Perlu adanya informasi dan dukungan layanan kesehatan untuk keinginan fertilitas dan kebutuhan kontrasepsi orang dengan HIV (ODHA) untuk memberikan dukungan konsepsi yang lebih aman bagi pasangan sero-diskordan yang ingin hamil dengan aman. Sebuah model untuk mengintegrasikan layanan kesehatan seksual dan reproduksi dan HIV dikembangkan dan diimplementasikan di rumah sakit distrik dan enam klinik di Distrik eThekwini, Afrika Selatan.

Metode:

Untuk mengevaluasi keberhasilan model, survei cross-sectional dilakukan sebelum dan sesudah implementasi model.
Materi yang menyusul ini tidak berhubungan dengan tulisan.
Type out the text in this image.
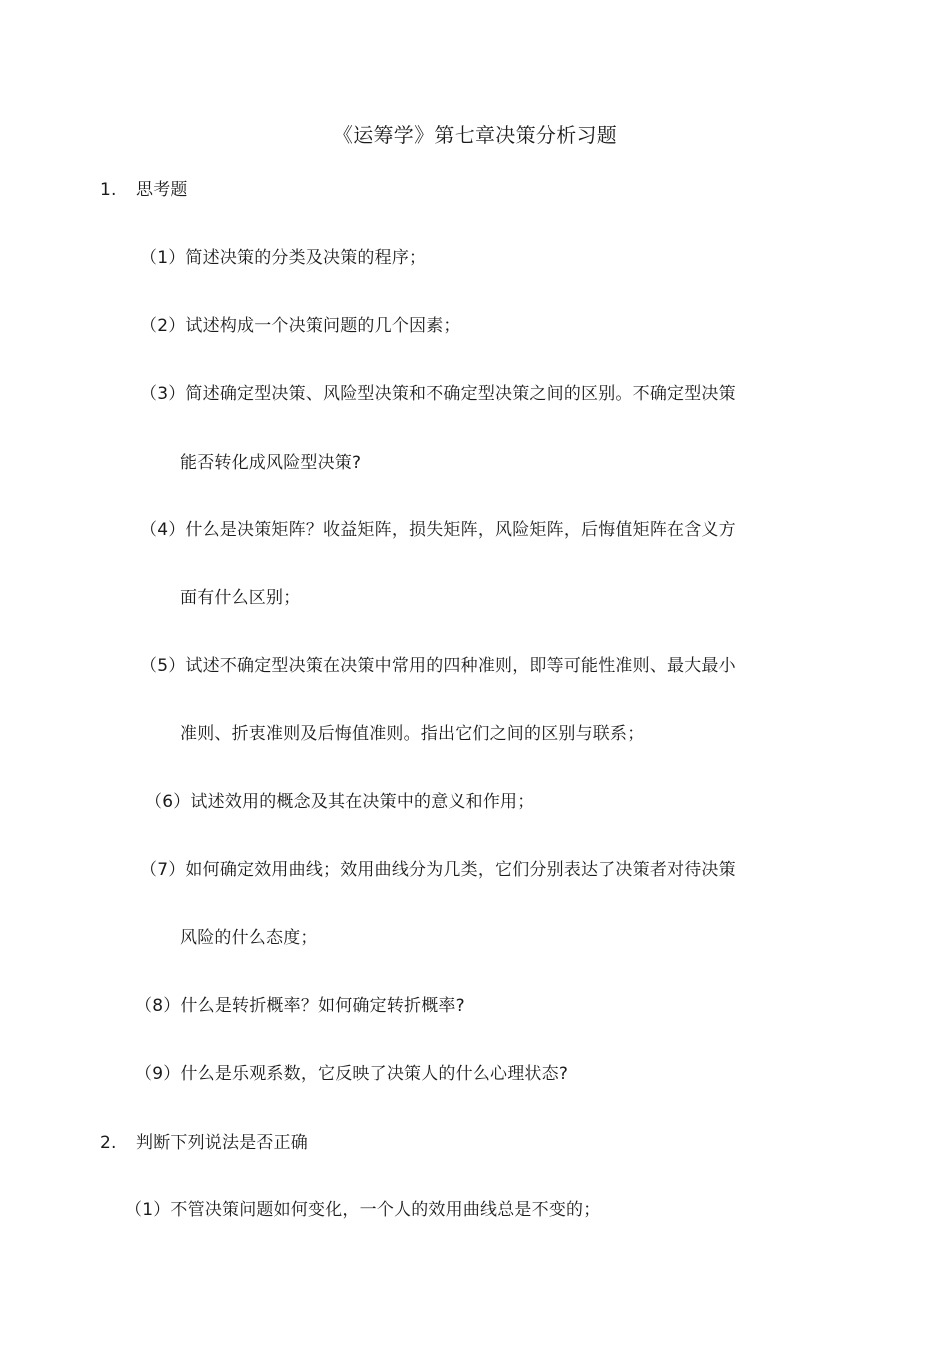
《运筹学》第七章决策分析习题
1. 思考题
（1）简述决策的分类及决策的程序；
（2）试述构成一个决策问题的几个因素；
（3）简述确定型决策、风险型决策和不确定型决策之间的区别。不确定型决策
能否转化成风险型决策?
（4）什么是决策矩阵？收益矩阵，损失矩阵，风险矩阵，后悔值矩阵在含义方
面有什么区别；
（5）试述不确定型决策在决策中常用的四种准则，即等可能性准则、最大最小
准则、折衷准则及后悔值准则。指出它们之间的区别与联系；
（6）试述效用的概念及其在决策中的意义和作用；
（7）如何确定效用曲线；效用曲线分为几类，它们分别表达了决策者对待决策
风险的什么态度；
（8）什么是转折概率？如何确定转折概率?
（9）什么是乐观系数，它反映了决策人的什么心理状态?
2. 判断下列说法是否正确
（1）不管决策问题如何变化，一个人的效用曲线总是不变的；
Sebagai bagian dari evaluasi ini, keinginan fertilitas ODHA (baik laki-laki maupun perempuan), dan perspektif penyedianya dieksplorasi. Perubahan keinginan dan sikap setelah integrasi layanan diselidiki.

Hasil:

Empat puluh enam penyedia layanan kesehatan dan 269 klien (48 laki-laki, 221 perempuan) disurvei pada awal, dan 44 penyedia dan 300 klien (70 laki-laki, 230 perempuan) di endline. Berbagai faktor termasuk status hubungan, paritas dan akses pengobatan antiretroviral (ART) mempengaruhi keinginan ODHA untuk memiliki anak. Kekhawatiran terhadap kesehatan diri sendiri dan anak berdampak negatif pada keinginan fertilitas ODHA. Kekhawatiran ini menurun setelah integrasi layanan. Demikian pula, kekhawatiran penyedia tentang ODHA memiliki anak menurun setelah penerapan model.

Kesimpulan:

Pelayanan terpadu penting untuk memfasilitasi pemberian informasi tentang pilihan kontrasepsi serta informasi konsepsi yang lebih aman bagi ODHA yang ingin memiliki anak.

Kata kunci:

Klien; keinginan kesuburan; HIV positif; Integrasi; ODHA; Pemberi; Afrika Selatan.